How should an organization decide whether or not to accept a risk and launch if the risks cannot be quantified?
When risks cannot be quantified, we can use qualitative risk analysis to help us make decisions on whether risks can be accepted or not. Qualitative Risk Analysis is a measure of risk or asset value based on a ranking or separation into descriptive categories such as low, medium, high; not important, important, very important etc. or on a scale from 1 to 5. Qualitative Risk Analysis includes methods for prioritizing the identified risks for further action, such as Quantitative Risk Analysis or Risk Response Planning. Organizations can improve the project’s performance effectively by focusing on high-priority risks. Qualitative Risk Analysis assesses the priority of identified risks using their probability of occurring, the corresponding impact on project objectives if the risks do occur, as well as other factors such as the time frame and risk tolerance of the project constraints of cost, schedule, scope, and quality.
Once we have made an assessment of risks, there are four things that can be done. These strategies are:
1) Avoid the risk: Something should be done to remove it.
2) Transfer the risk: Make someone else responsible for it. For example any vendor can be made responsible for a particular kind of risk.
3) Mitigate the risk: Take actions to lessen the impact or chance of risk occurring.
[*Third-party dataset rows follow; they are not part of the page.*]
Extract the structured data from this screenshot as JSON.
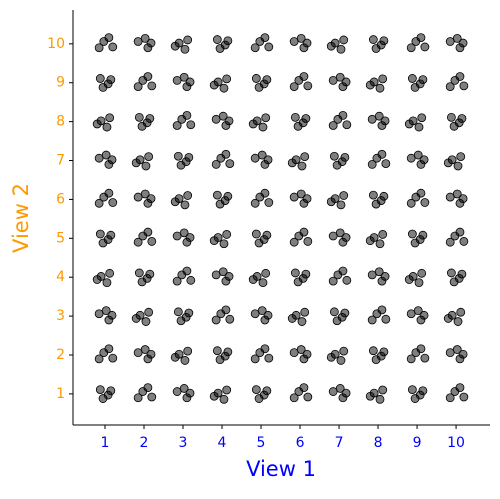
{
  "chart_data": {
    "type": "scatter",
    "xlabel": "View 1",
    "ylabel": "View 2",
    "xlim": [
      0.18,
      10.87
    ],
    "ylim": [
      0.2,
      10.87
    ],
    "xticks": [
      1,
      2,
      3,
      4,
      5,
      6,
      7,
      8,
      9,
      10
    ],
    "yticks": [
      1,
      2,
      3,
      4,
      5,
      6,
      7,
      8,
      9,
      10
    ],
    "xlabel_color": "#0000ff",
    "ylabel_color": "#ff9900",
    "color": "#000000",
    "x": [
      0.95,
      1.15,
      0.88,
      1.08,
      1.2,
      0.97,
      0.85,
      1.1,
      0.85,
      1.1,
      1.03,
      1.18,
      1.12,
      0.9,
      1.05,
      0.8,
      0.95,
      1.15,
      0.88,
      1.08,
      1.2,
      0.97,
      0.85,
      1.1,
      0.85,
      1.1,
      1.03,
      1.18,
      1.12,
      0.9,
      1.05,
      0.8,
      0.95,
      1.15,
      0.88,
      1.08,
      1.2,
      0.97,
      0.85,
      1.1,
      2.2,
      1.97,
      1.85,
      2.1,
      1.85,
      2.1,
      2.03,
      2.18,
      2.12,
      1.9,
      2.05,
      1.8,
      1.95,
      2.15,
      1.88,
      2.08,
      2.2,
      1.97,
      1.85,
      2.1,
      1.85,
      2.1,
      2.03,
      2.18,
      2.12,
      1.9,
      2.05,
      1.8,
      1.95,
      2.15,
      1.88,
      2.08,
      2.2,
      1.97,
      1.85,
      2.1,
      1.85,
      2.1,
      2.03,
      2.18,
      2.85,
      3.1,
      3.03,
      3.18,
      3.12,
      2.9,
      3.05,
      2.8,
      2.95,
      3.15,
      2.88,
      3.08,
      3.2,
      2.97,
      2.85,
      3.1,
      2.85,
      3.1,
      3.03,
      3.18,
      3.12,
      2.9,
      3.05,
      2.8,
      2.95,
      3.15,
      2.88,
      3.08,
      3.2,
      2.97,
      2.85,
      3.1,
      2.85,
      3.1,
      3.03,
      3.18,
      3.12,
      2.9,
      3.05,
      2.8,
      4.12,
      3.9,
      4.05,
      3.8,
      3.95,
      4.15,
      3.88,
      4.08,
      4.2,
      3.97,
      3.85,
      4.1,
      3.85,
      4.1,
      4.03,
      4.18,
      4.12,
      3.9,
      4.05,
      3.8,
      3.95,
      4.15,
      3.88,
      4.08,
      4.2,
      3.97,
      3.85,
      4.1,
      3.85,
      4.1,
      4.03,
      4.18,
      4.12,
      3.9,
      4.05,
      3.8,
      3.95,
      4.15,
      3.88,
      4.08,
      4.95,
      5.15,
      4.88,
      5.08,
      5.2,
      4.97,
      4.85,
      5.1,
      4.85,
      5.1,
      5.03,
      5.18,
      5.12,
      4.9,
      5.05,
      4.8,
      4.95,
      5.15,
      4.88,
      5.08,
      5.2,
      4.97,
      4.85,
      5.1,
      4.85,
      5.1,
      5.03,
      5.18,
      5.12,
      4.9,
      5.05,
      4.8,
      4.95,
      5.15,
      4.88,
      5.08,
      5.2,
      4.97,
      4.85,
      5.1,
      6.2,
      5.97,
      5.85,
      6.1,
      5.85,
      6.1,
      6.03,
      6.18,
      6.12,
      5.9,
      6.05,
      5.8,
      5.95,
      6.15,
      5.88,
      6.08,
      6.2,
      5.97,
      5.85,
      6.1,
      5.85,
      6.1,
      6.03,
      6.18,
      6.12,
      5.9,
      6.05,
      5.8,
      5.95,
      6.15,
      5.88,
      6.08,
      6.2,
      5.97,
      5.85,
      6.1,
      5.85,
      6.1,
      6.03,
      6.18,
      6.85,
      7.1,
      7.03,
      7.18,
      7.12,
      6.9,
      7.05,
      6.8,
      6.95,
      7.15,
      6.88,
      7.08,
      7.2,
      6.97,
      6.85,
      7.1,
      6.85,
      7.1,
      7.03,
      7.18,
      7.12,
      6.9,
      7.05,
      6.8,
      6.95,
      7.15,
      6.88,
      7.08,
      7.2,
      6.97,
      6.85,
      7.1,
      6.85,
      7.1,
      7.03,
      7.18,
      7.12,
      6.9,
      7.05,
      6.8,
      8.12,
      7.9,
      8.05,
      7.8,
      7.95,
      8.15,
      7.88,
      8.08,
      8.2,
      7.97,
      7.85,
      8.1,
      7.85,
      8.1,
      8.03,
      8.18,
      8.12,
      7.9,
      8.05,
      7.8,
      7.95,
      8.15,
      7.88,
      8.08,
      8.2,
      7.97,
      7.85,
      8.1,
      7.85,
      8.1,
      8.03,
      8.18,
      8.12,
      7.9,
      8.05,
      7.8,
      7.95,
      8.15,
      7.88,
      8.08,
      8.95,
      9.15,
      8.88,
      9.08,
      9.2,
      8.97,
      8.85,
      9.1,
      8.85,
      9.1,
      9.03,
      9.18,
      9.12,
      8.9,
      9.05,
      8.8,
      8.95,
      9.15,
      8.88,
      9.08,
      9.2,
      8.97,
      8.85,
      9.1,
      8.85,
      9.1,
      9.03,
      9.18,
      9.12,
      8.9,
      9.05,
      8.8,
      8.95,
      9.15,
      8.88,
      9.08,
      9.2,
      8.97,
      8.85,
      9.1,
      10.2,
      9.97,
      9.85,
      10.1,
      9.85,
      10.1,
      10.03,
      10.18,
      10.12,
      9.9,
      10.05,
      9.8,
      9.95,
      10.15,
      9.88,
      10.08,
      10.2,
      9.97,
      9.85,
      10.1,
      9.85,
      10.1,
      10.03,
      10.18,
      10.12,
      9.9,
      10.05,
      9.8,
      9.95,
      10.15,
      9.88,
      10.08,
      10.2,
      9.97,
      9.85,
      10.1,
      9.85,
      10.1,
      10.03,
      10.18
    ],
    "values": [
      0.88,
      1.08,
      1.11,
      0.97,
      1.92,
      2.06,
      1.9,
      2.16,
      3.06,
      2.9,
      3.14,
      3.02,
      4.1,
      4.02,
      3.86,
      3.94,
      4.88,
      5.08,
      5.11,
      4.97,
      5.92,
      6.06,
      5.9,
      6.16,
      7.06,
      6.9,
      7.14,
      7.02,
      8.1,
      8.02,
      7.86,
      7.94,
      8.88,
      9.08,
      9.11,
      8.97,
      9.92,
      10.06,
      9.9,
      10.16,
      0.92,
      1.06,
      0.9,
      1.16,
      2.06,
      1.9,
      2.14,
      2.02,
      3.1,
      3.02,
      2.86,
      2.94,
      3.88,
      4.08,
      4.11,
      3.97,
      4.92,
      5.06,
      4.9,
      5.16,
      6.06,
      5.9,
      6.14,
      6.02,
      7.1,
      7.02,
      6.86,
      6.94,
      7.88,
      8.08,
      8.11,
      7.97,
      8.92,
      9.06,
      8.9,
      9.16,
      10.06,
      9.9,
      10.14,
      10.02,
      1.06,
      0.9,
      1.14,
      1.02,
      2.1,
      2.02,
      1.86,
      1.94,
      2.88,
      3.08,
      3.11,
      2.97,
      3.92,
      4.06,
      3.9,
      4.16,
      5.06,
      4.9,
      5.14,
      5.02,
      6.1,
      6.02,
      5.86,
      5.94,
      6.88,
      7.08,
      7.11,
      6.97,
      7.92,
      8.06,
      7.9,
      8.16,
      9.06,
      8.9,
      9.14,
      9.02,
      10.1,
      10.02,
      9.86,
      9.94,
      1.1,
      1.02,
      0.86,
      0.94,
      1.88,
      2.08,
      2.11,
      1.97,
      2.92,
      3.06,
      2.9,
      3.16,
      4.06,
      3.9,
      4.14,
      4.02,
      5.1,
      5.02,
      4.86,
      4.94,
      5.88,
      6.08,
      6.11,
      5.97,
      6.92,
      7.06,
      6.9,
      7.16,
      8.06,
      7.9,
      8.14,
      8.02,
      9.1,
      9.02,
      8.86,
      8.94,
      9.88,
      10.08,
      10.11,
      9.97,
      0.88,
      1.08,
      1.11,
      0.97,
      1.92,
      2.06,
      1.9,
      2.16,
      3.06,
      2.9,
      3.14,
      3.02,
      4.1,
      4.02,
      3.86,
      3.94,
      4.88,
      5.08,
      5.11,
      4.97,
      5.92,
      6.06,
      5.9,
      6.16,
      7.06,
      6.9,
      7.14,
      7.02,
      8.1,
      8.02,
      7.86,
      7.94,
      8.88,
      9.08,
      9.11,
      8.97,
      9.92,
      10.06,
      9.9,
      10.16,
      0.92,
      1.06,
      0.9,
      1.16,
      2.06,
      1.9,
      2.14,
      2.02,
      3.1,
      3.02,
      2.86,
      2.94,
      3.88,
      4.08,
      4.11,
      3.97,
      4.92,
      5.06,
      4.9,
      5.16,
      6.06,
      5.9,
      6.14,
      6.02,
      7.1,
      7.02,
      6.86,
      6.94,
      7.88,
      8.08,
      8.11,
      7.97,
      8.92,
      9.06,
      8.9,
      9.16,
      10.06,
      9.9,
      10.14,
      10.02,
      1.06,
      0.9,
      1.14,
      1.02,
      2.1,
      2.02,
      1.86,
      1.94,
      2.88,
      3.08,
      3.11,
      2.97,
      3.92,
      4.06,
      3.9,
      4.16,
      5.06,
      4.9,
      5.14,
      5.02,
      6.1,
      6.02,
      5.86,
      5.94,
      6.88,
      7.08,
      7.11,
      6.97,
      7.92,
      8.06,
      7.9,
      8.16,
      9.06,
      8.9,
      9.14,
      9.02,
      10.1,
      10.02,
      9.86,
      9.94,
      1.1,
      1.02,
      0.86,
      0.94,
      1.88,
      2.08,
      2.11,
      1.97,
      2.92,
      3.06,
      2.9,
      3.16,
      4.06,
      3.9,
      4.14,
      4.02,
      5.1,
      5.02,
      4.86,
      4.94,
      5.88,
      6.08,
      6.11,
      5.97,
      6.92,
      7.06,
      6.9,
      7.16,
      8.06,
      7.9,
      8.14,
      8.02,
      9.1,
      9.02,
      8.86,
      8.94,
      9.88,
      10.08,
      10.11,
      9.97,
      0.88,
      1.08,
      1.11,
      0.97,
      1.92,
      2.06,
      1.9,
      2.16,
      3.06,
      2.9,
      3.14,
      3.02,
      4.1,
      4.02,
      3.86,
      3.94,
      4.88,
      5.08,
      5.11,
      4.97,
      5.92,
      6.06,
      5.9,
      6.16,
      7.06,
      6.9,
      7.14,
      7.02,
      8.1,
      8.02,
      7.86,
      7.94,
      8.88,
      9.08,
      9.11,
      8.97,
      9.92,
      10.06,
      9.9,
      10.16,
      0.92,
      1.06,
      0.9,
      1.16,
      2.06,
      1.9,
      2.14,
      2.02,
      3.1,
      3.02,
      2.86,
      2.94,
      3.88,
      4.08,
      4.11,
      3.97,
      4.92,
      5.06,
      4.9,
      5.16,
      6.06,
      5.9,
      6.14,
      6.02,
      7.1,
      7.02,
      6.86,
      6.94,
      7.88,
      8.08,
      8.11,
      7.97,
      8.92,
      9.06,
      8.9,
      9.16,
      10.06,
      9.9,
      10.14,
      10.02
    ]
  }
}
4) Accept the risk: The risk might be some small the effort to do anything is not worthwhile.
A risk response plan should include the strategy and action items to address the strategy. The actions should include what needs to be done, who is doing it, and when it should be completed. The final step is to continually monitor risks to identify any change in the status, or if they turn into an issue. It is best to hold regular risk reviews to identify risk probability and impact, remove risks that have passed, and identify new risks.